After much thought and re-reading of her grandfathers’ e-mails, Erin wrote her report.

“On Aug. 6,1945, an atomic bomb was dropped on Hiroshima City in Japan. The bomb exploded at a height of about 580 meters. All wooden houses within a two-kilometer radius were completely burned down. The only buildings left standing were concrete and brick structures, and these were gutted. Seventy-eight thousand people were killed and about 37,000 were injured.

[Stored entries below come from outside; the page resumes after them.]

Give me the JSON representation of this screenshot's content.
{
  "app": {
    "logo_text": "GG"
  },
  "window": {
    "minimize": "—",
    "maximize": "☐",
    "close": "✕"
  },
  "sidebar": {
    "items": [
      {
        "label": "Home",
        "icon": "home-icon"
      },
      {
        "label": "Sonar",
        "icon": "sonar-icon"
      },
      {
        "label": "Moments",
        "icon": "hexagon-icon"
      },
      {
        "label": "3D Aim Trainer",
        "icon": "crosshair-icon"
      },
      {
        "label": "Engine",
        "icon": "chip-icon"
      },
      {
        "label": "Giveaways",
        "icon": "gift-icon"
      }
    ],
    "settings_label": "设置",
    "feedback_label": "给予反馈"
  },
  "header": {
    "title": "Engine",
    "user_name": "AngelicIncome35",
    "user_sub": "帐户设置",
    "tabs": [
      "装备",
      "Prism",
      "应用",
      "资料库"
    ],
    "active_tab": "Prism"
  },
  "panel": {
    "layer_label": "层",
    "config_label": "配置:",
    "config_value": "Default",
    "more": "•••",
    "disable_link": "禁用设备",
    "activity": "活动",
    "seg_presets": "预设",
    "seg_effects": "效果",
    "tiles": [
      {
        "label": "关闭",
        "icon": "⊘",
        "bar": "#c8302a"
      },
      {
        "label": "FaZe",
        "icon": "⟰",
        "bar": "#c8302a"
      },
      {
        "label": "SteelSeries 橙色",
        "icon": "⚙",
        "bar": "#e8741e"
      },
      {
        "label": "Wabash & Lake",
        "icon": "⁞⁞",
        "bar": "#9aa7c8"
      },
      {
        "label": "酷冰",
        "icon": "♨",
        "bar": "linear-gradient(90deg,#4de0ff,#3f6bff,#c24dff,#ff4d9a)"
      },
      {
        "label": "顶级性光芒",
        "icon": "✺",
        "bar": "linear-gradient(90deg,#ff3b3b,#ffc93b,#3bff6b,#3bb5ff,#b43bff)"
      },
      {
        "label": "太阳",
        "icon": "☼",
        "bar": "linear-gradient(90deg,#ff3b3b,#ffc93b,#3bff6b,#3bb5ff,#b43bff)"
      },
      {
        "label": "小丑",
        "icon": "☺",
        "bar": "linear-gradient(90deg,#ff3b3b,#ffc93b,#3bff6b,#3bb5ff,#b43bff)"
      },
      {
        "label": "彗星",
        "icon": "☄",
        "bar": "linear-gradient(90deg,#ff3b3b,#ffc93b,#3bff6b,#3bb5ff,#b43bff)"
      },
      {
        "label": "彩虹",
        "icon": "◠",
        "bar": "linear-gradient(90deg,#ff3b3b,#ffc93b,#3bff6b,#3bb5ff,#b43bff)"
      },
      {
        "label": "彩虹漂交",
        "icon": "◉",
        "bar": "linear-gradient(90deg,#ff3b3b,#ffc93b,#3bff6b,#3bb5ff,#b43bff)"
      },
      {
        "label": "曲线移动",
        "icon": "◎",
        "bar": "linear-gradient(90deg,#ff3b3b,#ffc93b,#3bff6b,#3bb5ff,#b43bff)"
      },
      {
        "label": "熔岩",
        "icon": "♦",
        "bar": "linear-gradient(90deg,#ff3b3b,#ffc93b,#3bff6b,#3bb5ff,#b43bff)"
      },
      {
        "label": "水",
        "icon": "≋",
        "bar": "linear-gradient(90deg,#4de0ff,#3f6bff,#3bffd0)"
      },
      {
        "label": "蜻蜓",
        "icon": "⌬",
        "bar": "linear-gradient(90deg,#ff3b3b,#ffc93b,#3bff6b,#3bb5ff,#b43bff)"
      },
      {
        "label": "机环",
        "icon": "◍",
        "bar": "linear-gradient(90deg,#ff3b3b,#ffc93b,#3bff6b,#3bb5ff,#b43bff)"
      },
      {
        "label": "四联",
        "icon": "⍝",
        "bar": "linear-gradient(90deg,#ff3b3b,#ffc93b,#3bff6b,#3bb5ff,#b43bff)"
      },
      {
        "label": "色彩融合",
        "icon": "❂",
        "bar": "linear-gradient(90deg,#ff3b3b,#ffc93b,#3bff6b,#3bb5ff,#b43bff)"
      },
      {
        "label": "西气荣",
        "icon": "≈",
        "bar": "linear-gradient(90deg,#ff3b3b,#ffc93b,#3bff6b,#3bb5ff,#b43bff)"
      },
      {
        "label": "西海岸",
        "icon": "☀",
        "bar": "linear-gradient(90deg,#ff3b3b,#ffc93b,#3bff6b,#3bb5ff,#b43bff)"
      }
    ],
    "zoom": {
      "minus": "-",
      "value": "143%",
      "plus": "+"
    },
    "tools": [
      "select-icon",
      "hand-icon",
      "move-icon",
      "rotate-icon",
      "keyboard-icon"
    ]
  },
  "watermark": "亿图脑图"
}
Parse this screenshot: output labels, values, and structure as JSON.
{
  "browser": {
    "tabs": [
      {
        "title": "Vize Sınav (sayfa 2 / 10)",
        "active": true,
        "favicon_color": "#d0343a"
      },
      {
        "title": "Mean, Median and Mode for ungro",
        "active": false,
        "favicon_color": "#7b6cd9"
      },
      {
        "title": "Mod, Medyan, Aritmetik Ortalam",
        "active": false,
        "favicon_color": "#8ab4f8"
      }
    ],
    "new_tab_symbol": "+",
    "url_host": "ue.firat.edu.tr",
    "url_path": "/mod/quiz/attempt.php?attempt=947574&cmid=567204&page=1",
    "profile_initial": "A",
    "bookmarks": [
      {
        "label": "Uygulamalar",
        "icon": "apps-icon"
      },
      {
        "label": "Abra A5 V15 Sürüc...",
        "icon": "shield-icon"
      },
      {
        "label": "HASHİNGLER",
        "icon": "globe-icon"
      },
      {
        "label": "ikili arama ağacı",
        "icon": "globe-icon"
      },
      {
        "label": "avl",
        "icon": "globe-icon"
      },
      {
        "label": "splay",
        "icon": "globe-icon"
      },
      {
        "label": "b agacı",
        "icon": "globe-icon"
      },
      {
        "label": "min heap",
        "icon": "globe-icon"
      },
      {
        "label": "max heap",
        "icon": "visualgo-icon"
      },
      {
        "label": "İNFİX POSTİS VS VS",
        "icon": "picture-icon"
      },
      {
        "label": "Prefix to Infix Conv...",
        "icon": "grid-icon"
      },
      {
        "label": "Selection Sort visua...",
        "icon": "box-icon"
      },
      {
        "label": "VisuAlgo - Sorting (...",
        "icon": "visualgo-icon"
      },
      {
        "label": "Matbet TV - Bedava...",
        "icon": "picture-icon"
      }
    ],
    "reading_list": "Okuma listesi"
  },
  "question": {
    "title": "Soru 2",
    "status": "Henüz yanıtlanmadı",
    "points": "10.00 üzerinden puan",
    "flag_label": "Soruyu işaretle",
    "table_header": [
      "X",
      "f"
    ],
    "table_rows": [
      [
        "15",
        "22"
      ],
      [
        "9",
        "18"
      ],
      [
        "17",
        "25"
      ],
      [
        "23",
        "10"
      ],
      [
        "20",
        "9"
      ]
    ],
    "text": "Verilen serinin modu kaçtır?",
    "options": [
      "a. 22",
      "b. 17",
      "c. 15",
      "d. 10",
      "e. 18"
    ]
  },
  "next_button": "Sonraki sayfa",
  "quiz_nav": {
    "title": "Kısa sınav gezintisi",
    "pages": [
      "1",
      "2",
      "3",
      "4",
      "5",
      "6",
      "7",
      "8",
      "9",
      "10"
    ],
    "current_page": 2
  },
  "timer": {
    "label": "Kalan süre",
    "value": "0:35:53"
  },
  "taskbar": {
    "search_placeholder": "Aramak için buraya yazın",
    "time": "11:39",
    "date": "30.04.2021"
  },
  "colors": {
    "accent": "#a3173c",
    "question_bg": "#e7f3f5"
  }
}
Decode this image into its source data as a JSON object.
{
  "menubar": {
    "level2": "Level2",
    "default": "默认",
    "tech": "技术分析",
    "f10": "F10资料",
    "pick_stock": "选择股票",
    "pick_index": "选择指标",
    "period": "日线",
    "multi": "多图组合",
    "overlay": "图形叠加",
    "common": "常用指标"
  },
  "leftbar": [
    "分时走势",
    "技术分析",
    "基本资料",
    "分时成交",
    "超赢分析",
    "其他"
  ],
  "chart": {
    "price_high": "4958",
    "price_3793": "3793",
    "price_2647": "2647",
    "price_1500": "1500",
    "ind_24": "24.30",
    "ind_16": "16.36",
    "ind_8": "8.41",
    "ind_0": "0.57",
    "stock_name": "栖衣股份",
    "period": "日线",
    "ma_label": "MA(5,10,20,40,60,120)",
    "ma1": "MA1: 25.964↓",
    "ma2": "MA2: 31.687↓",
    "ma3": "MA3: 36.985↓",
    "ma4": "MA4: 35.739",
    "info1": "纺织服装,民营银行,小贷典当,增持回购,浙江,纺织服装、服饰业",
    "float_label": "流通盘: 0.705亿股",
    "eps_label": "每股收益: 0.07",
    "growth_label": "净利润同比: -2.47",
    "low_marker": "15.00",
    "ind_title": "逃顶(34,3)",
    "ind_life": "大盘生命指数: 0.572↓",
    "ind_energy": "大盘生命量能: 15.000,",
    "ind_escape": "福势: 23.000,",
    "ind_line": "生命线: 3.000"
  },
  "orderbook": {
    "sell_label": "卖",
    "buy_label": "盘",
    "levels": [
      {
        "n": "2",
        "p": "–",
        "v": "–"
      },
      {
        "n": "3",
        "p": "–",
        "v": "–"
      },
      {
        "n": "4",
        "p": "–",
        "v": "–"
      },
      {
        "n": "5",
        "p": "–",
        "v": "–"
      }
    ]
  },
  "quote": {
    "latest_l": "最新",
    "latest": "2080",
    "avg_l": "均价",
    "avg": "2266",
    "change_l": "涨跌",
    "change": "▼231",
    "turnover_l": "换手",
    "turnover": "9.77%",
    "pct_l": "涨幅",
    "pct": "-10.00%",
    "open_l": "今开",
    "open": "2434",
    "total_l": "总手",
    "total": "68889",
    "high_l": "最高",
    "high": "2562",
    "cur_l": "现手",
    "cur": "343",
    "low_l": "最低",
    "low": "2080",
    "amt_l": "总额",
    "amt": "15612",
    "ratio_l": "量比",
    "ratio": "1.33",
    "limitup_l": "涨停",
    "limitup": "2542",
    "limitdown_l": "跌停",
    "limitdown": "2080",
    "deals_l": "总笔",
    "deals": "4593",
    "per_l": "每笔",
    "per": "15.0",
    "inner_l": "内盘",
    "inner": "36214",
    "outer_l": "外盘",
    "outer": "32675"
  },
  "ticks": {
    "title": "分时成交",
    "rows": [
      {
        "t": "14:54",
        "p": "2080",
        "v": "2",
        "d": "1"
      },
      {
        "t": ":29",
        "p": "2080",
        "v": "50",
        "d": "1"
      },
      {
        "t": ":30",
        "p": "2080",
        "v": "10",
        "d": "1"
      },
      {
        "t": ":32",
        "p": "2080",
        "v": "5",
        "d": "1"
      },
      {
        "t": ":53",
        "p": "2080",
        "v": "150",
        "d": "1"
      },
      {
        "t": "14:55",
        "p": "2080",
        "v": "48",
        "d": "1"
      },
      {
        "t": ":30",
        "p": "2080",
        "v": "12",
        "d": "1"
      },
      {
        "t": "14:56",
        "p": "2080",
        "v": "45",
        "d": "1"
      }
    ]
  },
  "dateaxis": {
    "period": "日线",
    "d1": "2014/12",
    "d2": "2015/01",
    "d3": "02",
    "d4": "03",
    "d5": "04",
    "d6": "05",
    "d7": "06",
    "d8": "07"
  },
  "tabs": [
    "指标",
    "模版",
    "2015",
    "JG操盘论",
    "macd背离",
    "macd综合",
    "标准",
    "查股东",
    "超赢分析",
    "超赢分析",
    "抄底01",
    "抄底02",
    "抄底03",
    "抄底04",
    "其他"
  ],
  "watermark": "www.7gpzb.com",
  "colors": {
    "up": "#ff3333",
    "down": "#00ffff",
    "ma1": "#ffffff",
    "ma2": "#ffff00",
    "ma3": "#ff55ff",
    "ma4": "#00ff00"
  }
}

“If that bomb had not been dropped, I might not be here giving you this report. One of my grandfathers was on an American destroyer that was headed to Japan as part of an invasion to end World War II, and he could have been killed in such an invasion. But grandpa says the atomic bomb ended the Pacific War, so it is impossible to guess what would have hap­pened otherwise.

“My other grandfather tells me about my family killed by that same bomb, of how my dad’s older brother or sister died before being born because of the radiation hurting my grandmother, and of an aunt whose lunch box is our only remembrance of her.